Les communautés de métiers sont autonomes, mais leur existence est soumise à l’accord du seigneur : les jurés doivent résoudre les conflits nés à l’intérieur du métier, mais l’arbitrage final revient au seigneur. En 1291, celui de Reims a tranché un conflit entre maîtres et ouvriers drapiers, et a ordonné la rédaction de statuts interdisant les alliances d’ouvriers contre les maîtres, ou de maîtres contre les ouvriers.
Þ Les rois favoriseront ces communautés, qui permettent le développement d’un droit commercial, quelquefois inséré dans leur statut. En Italie, certaines auront des juridictions spécifiques.

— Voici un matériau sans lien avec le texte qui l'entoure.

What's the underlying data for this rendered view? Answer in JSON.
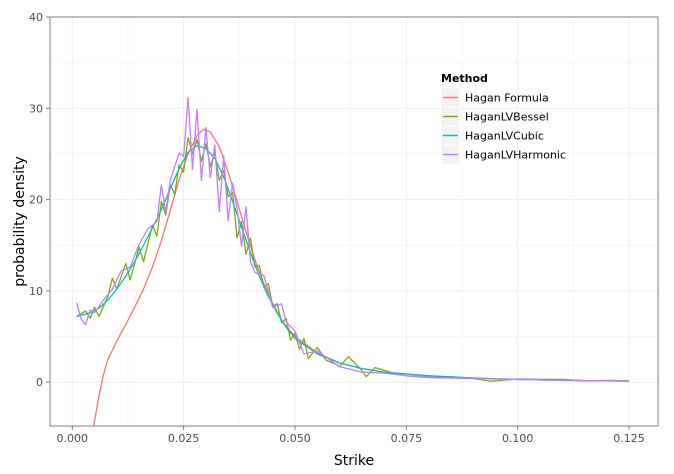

§3 : Le renouveau municipal.
La seigneurie ne favorise pas les échanges commerciaux. Au XIIème siècle, trois types de villes apparaissent : – les villes de prévôté sont créées avec l’assentiment du seigneur et du roi, et ont une autonomie modeste. Un prévôt administre la ville pour le compte du seigneur ou du roi. On en trouve surtout dans le centre, l’ouest et le sud-ouest. Les libertés y sont moindres que dans les autres villes.
– les communes jurées, présentes dans le nord et l’est, sont souvent créées avec un esprit de lutte contre le pouvoir seigneurial en place. Elles s’administrent elles-mêmes, ont quelques libertés, et bénéficient d’une juridiction particulière : origine des juridictions municipales.
– les villes de consulats sont copiées sur le modèle italien. Elles ont en général les mêmes libertés que les communes jurées, mais leur création n’est pas présidée par un esprit de lutte.
Þ Les villes ont favorisé le renouveau du commerce, car cette structure était adaptée aux échanges, au contraire des seigneuries. Les statuts des villes regroupés dans les Chartes municipales, accueillaient quelquefois de nouveaux usages du droit commercial. Mais ici aussi, les apports des villes françaises restent minces. Les villes italiennes sont celles qui en ont accueilli le plus : la République de Gènes accueille directement le droit des marchands dans ses statuts.